JAKARTA (TheInsiderStories) – Governor of Bank Indonesia (BI) Perry Warjiyo optimistic balance of payment (BoP) will record a surplus in the first quarter (1Q) of 2019, continuing the record at the 4Q of 2018, which was surplus US$5.4 billion. In the first until the third quarter (Q3) of 2018, the state’s BoP recorded a deficit.
He also believed, the current account deficit (CAD) in the 1Q of 2019 will be lower than the 4Q of 2018.
“This year, Indonesia’ economy will grow positively and market also will be improving,” he said on Friday (03/01).
He explained, the central bank recorded that the foreign capital inflows to Indonesian market reached Rp 63 trillion ($4.5 billion) at the end of February. While in the same period of last years was only Rp 6 trillion.
Then, he stated that the biggest inflow of foreign capital derived from government which noted Rp 49.5 trillion. Then, followed by stock of Rp 12.6 trillion and BI certificates of Rp 1.4 trillion.
Responding on the Feb. 2019 deflation which was 0.08 percent on monthly basis and 2.57 percent y-o-y, he assumed those are was predicted and described the commodity prices in control. Furthermore, BI will coordinate with region and central government to maintain the commodity prices.
While comment on Rupiah, Warjiyo rated is still undervalued and that should be stronger than the current price which was in Rp 14.060 against US dollar. He assumed by the inflow of foreign capital, increasing of economic growth, low inflation, more dovish of the Fed Fund Rate, the swap mechanism and domestic non deliverable forward could strengthen the Rupiah.
The local currency in the 4Q of 2018, on a point to point basis, rose by 3.63 percent compared to the final level of the third quarter of 2018, supported by the balance of payments which recorded a surplus. The strengthening of the Rupiah continued in January which reached 2.92 percent and continued to occur in February.
In the last meeting, BI’ Governor Board decided to maintain a BI 7 day Reverse Repo (7-DRR) rate at 6 percent, a Deposit Facility interest rate of 5.25 percent, and a Lending Facility interest rate of 6.75 percent.
Warjiyo said, the decision is consistent with efforts to strengthen external stability, particularly to control the CAD within a safe limit and maintain the attractiveness of domestic financial assets. The Bank also continues to pursue a monetary operations strategy to increase the availability of liquidity in driving bank financing.
Furthermore, he revealed, the decision was made in regarding to global and domestic conditions. He considered, world economic tends to be slowed, caused by reduced uncertainty in the global financial market. As an example, he said, Untied States (US) economic growth slowed due to the limited fiscal stimulus, structural problems of the workforce, and the decline in business confidence.
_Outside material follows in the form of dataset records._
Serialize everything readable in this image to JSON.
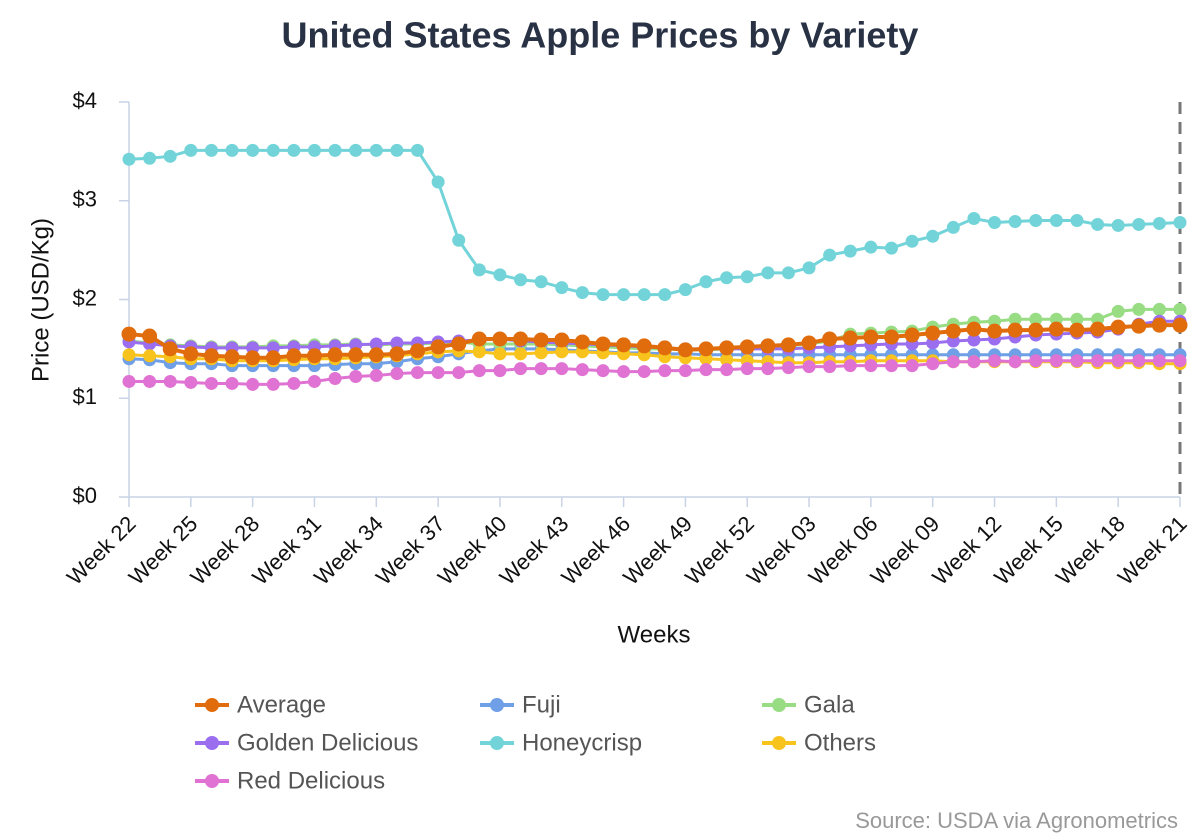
{
  "chart_data": {
    "type": "line",
    "title": "United States Apple Prices by Variety",
    "x_label": "Weeks",
    "y_label": "Price (USD/Kg)",
    "source": "Source: USDA via Agronometrics",
    "categories": [
      "Week 22",
      null,
      null,
      "Week 25",
      null,
      null,
      "Week 28",
      null,
      null,
      "Week 31",
      null,
      null,
      "Week 34",
      null,
      null,
      "Week 37",
      null,
      null,
      "Week 40",
      null,
      null,
      "Week 43",
      null,
      null,
      "Week 46",
      null,
      null,
      "Week 49",
      null,
      null,
      "Week 52",
      null,
      null,
      "Week 03",
      null,
      null,
      "Week 06",
      null,
      null,
      "Week 09",
      null,
      null,
      "Week 12",
      null,
      null,
      "Week 15",
      null,
      null,
      "Week 18",
      null,
      null,
      "Week 21"
    ],
    "ylim": [
      0,
      4
    ],
    "yticks": [
      {
        "value": 0,
        "label": "$0"
      },
      {
        "value": 1,
        "label": "$1"
      },
      {
        "value": 2,
        "label": "$2"
      },
      {
        "value": 3,
        "label": "$3"
      },
      {
        "value": 4,
        "label": "$4"
      }
    ],
    "grid": false,
    "legend": "bottom",
    "series": [
      {
        "name": "Average",
        "color": "#e06c0c",
        "values": [
          1.65,
          1.63,
          1.5,
          1.45,
          1.43,
          1.42,
          1.41,
          1.41,
          1.43,
          1.43,
          1.44,
          1.44,
          1.44,
          1.45,
          1.48,
          1.52,
          1.55,
          1.6,
          1.6,
          1.6,
          1.59,
          1.59,
          1.57,
          1.55,
          1.54,
          1.53,
          1.51,
          1.49,
          1.5,
          1.51,
          1.52,
          1.53,
          1.54,
          1.56,
          1.6,
          1.61,
          1.62,
          1.62,
          1.64,
          1.66,
          1.68,
          1.7,
          1.68,
          1.69,
          1.69,
          1.7,
          1.69,
          1.7,
          1.72,
          1.73,
          1.74,
          1.74
        ]
      },
      {
        "name": "Fuji",
        "color": "#6f9fe6",
        "values": [
          1.4,
          1.39,
          1.36,
          1.35,
          1.35,
          1.33,
          1.33,
          1.33,
          1.33,
          1.33,
          1.34,
          1.35,
          1.35,
          1.37,
          1.4,
          1.42,
          1.45,
          1.48,
          1.5,
          1.5,
          1.5,
          1.49,
          1.48,
          1.47,
          1.46,
          1.46,
          1.45,
          1.45,
          1.44,
          1.44,
          1.44,
          1.44,
          1.44,
          1.44,
          1.44,
          1.44,
          1.44,
          1.44,
          1.44,
          1.44,
          1.44,
          1.44,
          1.44,
          1.44,
          1.44,
          1.44,
          1.44,
          1.44,
          1.44,
          1.44,
          1.44,
          1.44
        ]
      },
      {
        "name": "Gala",
        "color": "#98dc84",
        "values": [
          1.58,
          1.56,
          1.54,
          1.53,
          1.52,
          1.52,
          1.52,
          1.53,
          1.53,
          1.54,
          1.54,
          1.55,
          1.54,
          1.55,
          1.55,
          1.56,
          1.57,
          1.55,
          1.55,
          1.55,
          1.55,
          1.54,
          1.53,
          1.52,
          1.51,
          1.5,
          1.5,
          1.49,
          1.49,
          1.5,
          1.51,
          1.52,
          1.53,
          1.55,
          1.58,
          1.65,
          1.66,
          1.67,
          1.68,
          1.72,
          1.75,
          1.77,
          1.78,
          1.8,
          1.8,
          1.8,
          1.8,
          1.8,
          1.88,
          1.9,
          1.9,
          1.9
        ]
      },
      {
        "name": "Golden Delicious",
        "color": "#9b6ef0",
        "values": [
          1.57,
          1.55,
          1.53,
          1.52,
          1.51,
          1.51,
          1.51,
          1.51,
          1.52,
          1.52,
          1.53,
          1.54,
          1.55,
          1.56,
          1.56,
          1.57,
          1.58,
          1.59,
          1.6,
          1.58,
          1.57,
          1.56,
          1.55,
          1.54,
          1.53,
          1.52,
          1.51,
          1.5,
          1.5,
          1.5,
          1.5,
          1.5,
          1.5,
          1.51,
          1.52,
          1.53,
          1.54,
          1.55,
          1.55,
          1.56,
          1.58,
          1.59,
          1.6,
          1.62,
          1.64,
          1.65,
          1.66,
          1.67,
          1.7,
          1.75,
          1.78,
          1.78
        ]
      },
      {
        "name": "Honeycrisp",
        "color": "#72d4d8",
        "values": [
          3.42,
          3.43,
          3.45,
          3.51,
          3.51,
          3.51,
          3.51,
          3.51,
          3.51,
          3.51,
          3.51,
          3.51,
          3.51,
          3.51,
          3.51,
          3.19,
          2.6,
          2.3,
          2.25,
          2.2,
          2.18,
          2.12,
          2.07,
          2.05,
          2.05,
          2.05,
          2.05,
          2.1,
          2.18,
          2.22,
          2.23,
          2.27,
          2.27,
          2.32,
          2.45,
          2.49,
          2.53,
          2.52,
          2.59,
          2.64,
          2.73,
          2.82,
          2.78,
          2.79,
          2.8,
          2.8,
          2.8,
          2.76,
          2.75,
          2.76,
          2.77,
          2.78
        ]
      },
      {
        "name": "Others",
        "color": "#f8c31c",
        "values": [
          1.44,
          1.43,
          1.42,
          1.4,
          1.4,
          1.38,
          1.38,
          1.38,
          1.39,
          1.4,
          1.4,
          1.41,
          1.42,
          1.43,
          1.45,
          1.47,
          1.48,
          1.47,
          1.45,
          1.45,
          1.46,
          1.47,
          1.47,
          1.46,
          1.45,
          1.44,
          1.42,
          1.41,
          1.4,
          1.39,
          1.38,
          1.37,
          1.36,
          1.36,
          1.37,
          1.37,
          1.38,
          1.38,
          1.38,
          1.38,
          1.37,
          1.37,
          1.37,
          1.37,
          1.37,
          1.37,
          1.37,
          1.36,
          1.36,
          1.36,
          1.35,
          1.35
        ]
      },
      {
        "name": "Red Delicious",
        "color": "#df72d2",
        "values": [
          1.17,
          1.17,
          1.17,
          1.16,
          1.15,
          1.15,
          1.14,
          1.14,
          1.15,
          1.17,
          1.2,
          1.22,
          1.23,
          1.25,
          1.26,
          1.26,
          1.26,
          1.28,
          1.28,
          1.3,
          1.3,
          1.3,
          1.29,
          1.28,
          1.27,
          1.27,
          1.28,
          1.28,
          1.29,
          1.29,
          1.3,
          1.3,
          1.31,
          1.32,
          1.32,
          1.33,
          1.33,
          1.33,
          1.33,
          1.35,
          1.37,
          1.37,
          1.38,
          1.37,
          1.38,
          1.38,
          1.38,
          1.38,
          1.38,
          1.38,
          1.38,
          1.38
        ]
      }
    ]
  }
}
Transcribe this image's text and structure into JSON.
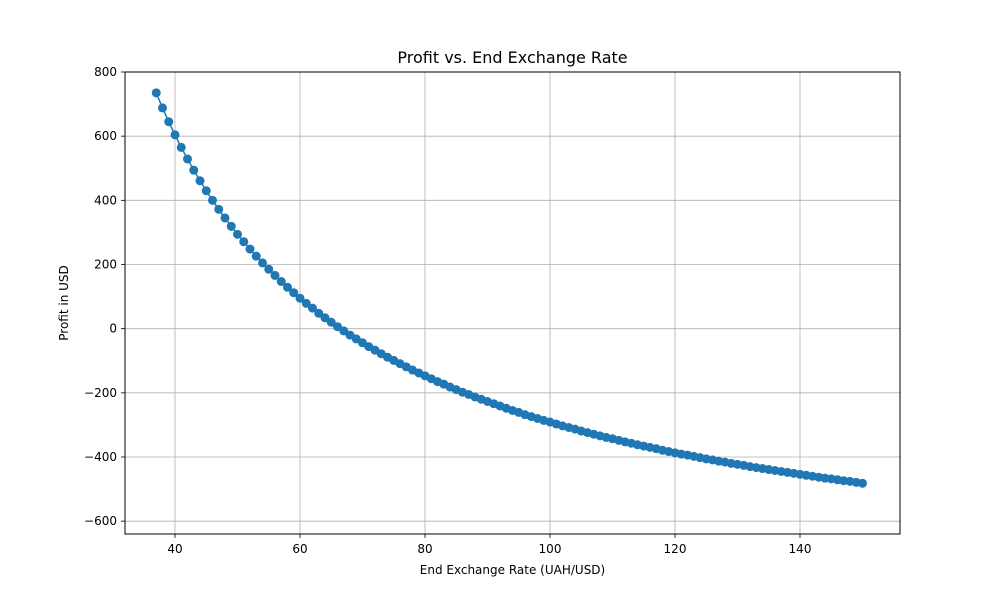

The increase in the Federal Reserves Fund Rate (FFR) interest rate is expected to be lower and the reduction in the central bank balance sheet becomes smaller than planned. Global economic and financial developments on the one hand provide challenges in encouraging exports, but on the other hand increase the inflow of foreign capital to developing countries, including Indonesia.